Third national car project aims to integrate auto sector


Ong (left) and Munir Majid at the briefing yesterday. - YAP CHEE HONG/The Star

Ong (left) and Munir Majid at the briefing yesterday. - YAP CHEE HONG/The Star

KUALA LUMPUR: The development of the third national car is not for the sake of adding another brand besides Proton and Perodua. The aim is for the integration of the automotive sector to make Malaysia the vendor for industry players in Asean.

Deputy International Trade and Industry Minister Dr Ong Kian Ming said the automotive sector in Malaysia was not just about national cars and it should be viewed beyond the sectorial perspective.

“Looking at the entire market in Malaysia, most of the popular cars are assembled here, including foreign makes like Toyota and Honda.

“Many assembly activities are now localised and this is important because it’s an indication of how a different model has been undertaken by Malaysia to grow the automotive sector,” he said during an exclusive dialogue session by the CIMB Asean Research Institute (CARI) on the Asean Integration Outlook 2019 yesterday.

Malaysia has various industry players from Europe, Japan and Korea, which differs from Thailand that has a lot of Japanese investments with a well-integrated supply chain.

This was also one of the reasons why Geely chose to invest in Proton because Thailand was seen as a base for Japanese manufacturers, while the dominance of Japanese players in Malaysia was not that apparent.

Proton, which has been given the exclusive rights to market and sell three models from Geely, has spurred the local industries in the midst of the localisation process.

“There may be some cost involved as these vendors get up to speed to be as competitive as their Chinese counterparts.

“Once they get used to they way the Chinese auto players operate, they will be able to use that experience not just to help Proton to expand their exports to South-East Asia but to penetrate other markets as well,” Dr Ong said, adding that he is quite bullish about this.

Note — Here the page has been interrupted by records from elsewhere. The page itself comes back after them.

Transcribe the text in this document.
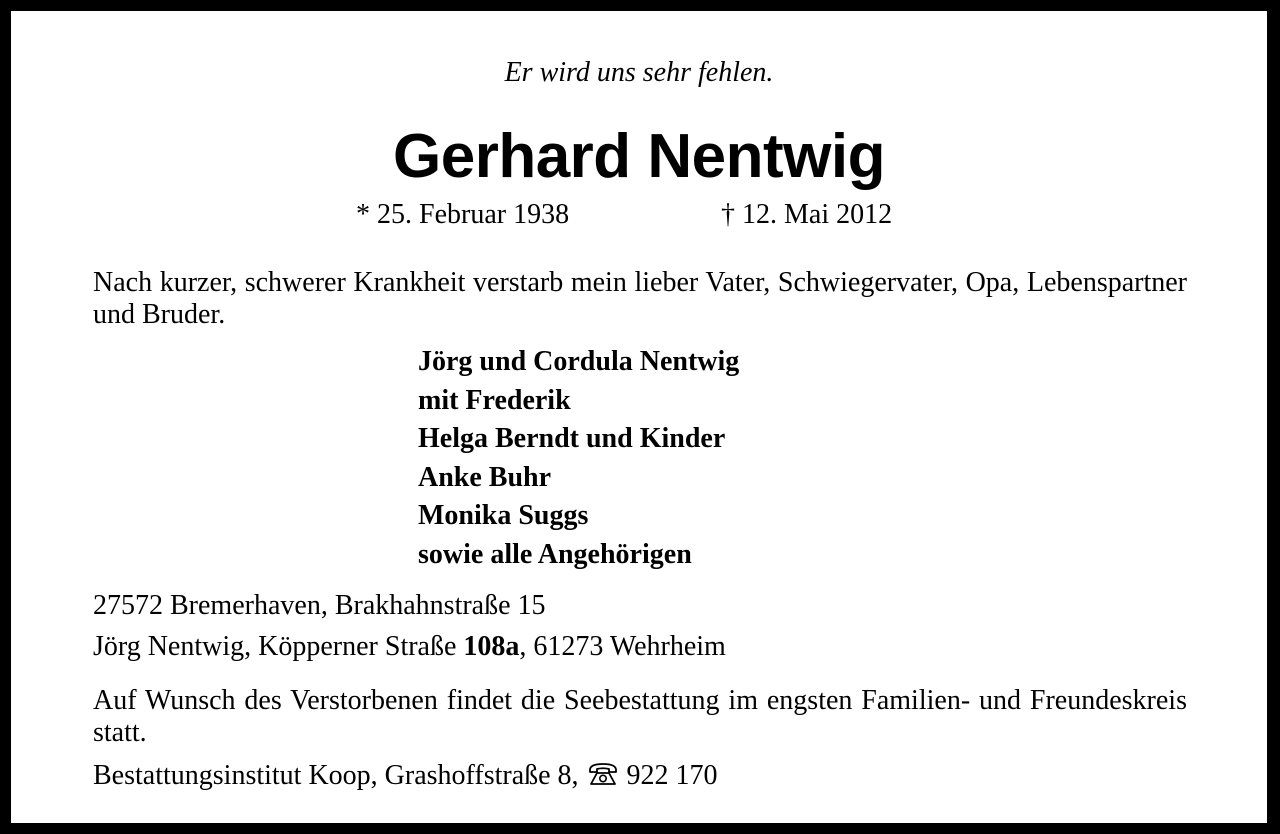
Er wird uns sehr fehlen.

Gerhard Nentwig
* 25. Februar 1938	† 12. Mai 2012

Nach kurzer, schwerer Krankheit verstarb mein lieber Vater, Schwiegervater, Opa, Lebenspartner und Bruder.

Jörg und Cordula Nentwig
mit Frederik
Helga Berndt und Kinder
Anke Buhr
Monika Suggs
sowie alle Angehörigen

27572 Bremerhaven, Brakhahnstraße 15

Jörg Nentwig, Köpperner Straße 108a, 61273 Wehrheim

Auf Wunsch des Verstorbenen findet die Seebestattung im engsten Familien- und Freundeskreis statt.

Bestattungsinstitut Koop, Grashoffstraße 8, 922 170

Meanwhile, Dr Ong also stressed that whatever that will be developed for the third national car project will be on a prototype basis with some existing seed money and the government is not in a position to commit a lot of finances for the project.

It will be the prerogative of the private sector to take on the project and expand it if there are interested parties.

The project is currently being handled by the Malaysian Industry-Government Group for High Technology (MIGHT) under the Prime Minister’s Department.

“Where Miti comes in is we coordinate with MIGHT in terms of the National Automative Policy (NAP) so we can see how the third national car fits into the national automotive sector,” he said.

Dr Ong also clarified that the third national car will not be a flying car, following misconceptions that the two are related projects.

On Feb 26, Entrepreneur Development Minister Datuk Seri Redzuan Md Yusof said Malaysia’s first flying car is expected to be unveiled this year.

“The third national car as far as I know, will not be a flying car. I haven’t see the prototype and I’m not privy to the details of what this car would be.

“It’s likely that the flying car will not be something that will be able to be produced and sold at commercial mass basis,” he said.

On another matter, Dr Ong said Malaysia is cautiously optimistic to have the Regional Comprehensive Economic Partnership (RCEP) concluded this year.

Participating countries were still deliberating the level of trade liberalisation.

“Whenever China and India sits in the same room, you can anticipate that there will be disagreements so we are slowly trying to iron them out,” he said, adding that participating countries are also waiting for the outcome of India’s general election to see the whether there would be a new administration and the position it will take on RCEP.

On the ratification of CPTPP, Dr Ong said Malaysia will take into account how investors will view and position Malaysia in the long term before deciding. The top three trading powerhouses in Asean - Singapore, Vietnam and Thailand - have either ratified it or expressed their interest.